I just uploaded this video
Glenn Beck on “Climate Gate” Man-Made Global Warming Climate Scam-Actual Proven Conspiracy 11-23-09
“In June 2009, former Clinton Administration official Joe Romm defended a comment on his Climate Progress website warning skeptics would be strangled in their beds. “An entire generation will soon be ready to strangle you and your kind while you sleep in your beds,” stated the remarks, which Romm defended by calling them “not a threat, but a prediction.” ”
Remember Joe’s threat????
SCIENCE LOL!!!
http://blogs.sciencemag.org/scienceinsider/2009/11/in-climate-hack.html#more
Kaboom (15:03:06) :
You said: “This file was not prepared for a FOI disclosure – this file was prepared as a record of excised documents!
This would enable CRU to immediately comply with a successful FOI application, and be publicly seen to be doing the “right” thing.
However, it was necessary to keep a record of the “other” documents, which were being excised from the official disclosure. This is what our heroic hacker grabbed.”

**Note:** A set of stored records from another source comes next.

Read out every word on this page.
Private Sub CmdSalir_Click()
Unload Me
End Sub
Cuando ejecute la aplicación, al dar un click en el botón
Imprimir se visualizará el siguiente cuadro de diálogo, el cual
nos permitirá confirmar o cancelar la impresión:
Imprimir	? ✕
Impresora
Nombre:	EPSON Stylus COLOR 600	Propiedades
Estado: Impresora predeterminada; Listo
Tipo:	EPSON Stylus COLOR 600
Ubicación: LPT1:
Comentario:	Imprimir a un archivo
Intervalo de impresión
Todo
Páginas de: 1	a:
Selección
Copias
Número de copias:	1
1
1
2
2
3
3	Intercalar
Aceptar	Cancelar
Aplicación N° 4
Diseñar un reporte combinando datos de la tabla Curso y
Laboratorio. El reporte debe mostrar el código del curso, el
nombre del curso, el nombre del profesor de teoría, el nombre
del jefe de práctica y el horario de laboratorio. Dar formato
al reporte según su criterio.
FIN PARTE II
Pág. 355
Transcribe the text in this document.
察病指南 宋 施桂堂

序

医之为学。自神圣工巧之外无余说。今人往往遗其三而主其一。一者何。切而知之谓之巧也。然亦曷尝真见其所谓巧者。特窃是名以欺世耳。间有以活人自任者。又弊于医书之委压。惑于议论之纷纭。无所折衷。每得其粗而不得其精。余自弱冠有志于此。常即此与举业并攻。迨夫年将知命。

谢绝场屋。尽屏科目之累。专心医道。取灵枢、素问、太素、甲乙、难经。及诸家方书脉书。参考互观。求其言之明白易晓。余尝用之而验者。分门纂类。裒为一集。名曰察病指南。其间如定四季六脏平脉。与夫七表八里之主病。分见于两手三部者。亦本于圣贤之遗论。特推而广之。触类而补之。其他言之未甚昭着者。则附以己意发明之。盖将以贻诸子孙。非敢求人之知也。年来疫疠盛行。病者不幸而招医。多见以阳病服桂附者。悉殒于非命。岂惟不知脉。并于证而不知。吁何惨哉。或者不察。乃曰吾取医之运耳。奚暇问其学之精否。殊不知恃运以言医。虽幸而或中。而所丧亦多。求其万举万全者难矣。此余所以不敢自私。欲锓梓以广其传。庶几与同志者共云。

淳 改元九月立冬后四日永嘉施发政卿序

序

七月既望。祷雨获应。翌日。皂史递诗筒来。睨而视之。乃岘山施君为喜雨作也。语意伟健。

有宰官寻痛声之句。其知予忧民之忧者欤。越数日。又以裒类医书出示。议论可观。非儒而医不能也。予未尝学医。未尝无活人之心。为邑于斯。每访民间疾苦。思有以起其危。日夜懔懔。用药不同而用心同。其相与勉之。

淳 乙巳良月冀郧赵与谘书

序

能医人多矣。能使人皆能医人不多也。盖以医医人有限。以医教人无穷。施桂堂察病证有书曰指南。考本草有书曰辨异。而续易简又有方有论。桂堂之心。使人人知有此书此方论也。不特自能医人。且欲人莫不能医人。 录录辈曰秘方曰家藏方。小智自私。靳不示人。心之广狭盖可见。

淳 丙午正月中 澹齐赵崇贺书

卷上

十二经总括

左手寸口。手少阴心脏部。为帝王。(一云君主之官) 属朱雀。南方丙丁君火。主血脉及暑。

Isn’t this a variant of the FOI reason for creating the file? This is the list and compilation of ‘hot’ documents. The list led Jones and FOI compliance officers to deny the FOI and stonewall Steve M. Speculation to be sure, but it does stand to reason.
Mr. Watts’ theory seems like one of the best so far. However, I can’t help but think that Phil Jones had inadvertently revealed his password, perhaps at a conference using insecure wifi. Certainly the “sophisticated hack” explanation is childish – especially coming from people whose supposedly would put the bar rather high for what would be considered sophisticated.
If the proposed theory is true, why are there documents in the FOI attachment that are completely unrelated to any FOI requests e.g. grant proposals, paper reviews etc.? That smacks more of a data scrape than of a careful collation of FOI relevant materials.
I like theory Number one it reminds me of some Warren Zevon lyrics:
I went home with the waitress
The way I always do
How was I to know
She was with the
Russians, too?
…..All right
Send lawyers, guns and money
Huh!
Sorry for going off topic briefly…..
Tried posting this to Gavin’s realclimate.org forum:
Quote
What’s scientific about this ?
“So, we can have a proper result, but only by including a load of garbage!”
From HARRY_READ_ME.txt……you’ll find it……
It’s time the community got it’s facts straight….with this kind of behaviour we’re no different than the damn bankers trying to skim their little percentages out of the worlds productive capacity…taxes pay subsidies, don’t they ?
Unquote
Took me a few days put after sweetening it a little it got published….and got censored without the last few lines…..have the pics to prove it….they know, frantically trying to control damage….this is gonna be sweet.
Monckton addresses this epic fraud by Big Science:
http://pajamasmedia.com/blog/viscount-monckton-on-global-warminggate-they-are-criminals-pjm-exclusive/
Glen Beck, he did make me laugh. “The University of East Anjeeela”.
Why can’t you Americans speak English ;).
Writer (15:33:30) :
Science news story on FOI issues
http://blogs.sciencemag.org/scienceinsider/2009/11/in-climate-hack.html#more
Dear Writer,
many thanks for the Science Mag link. That brief article reinforced much of my FOI connection speculation.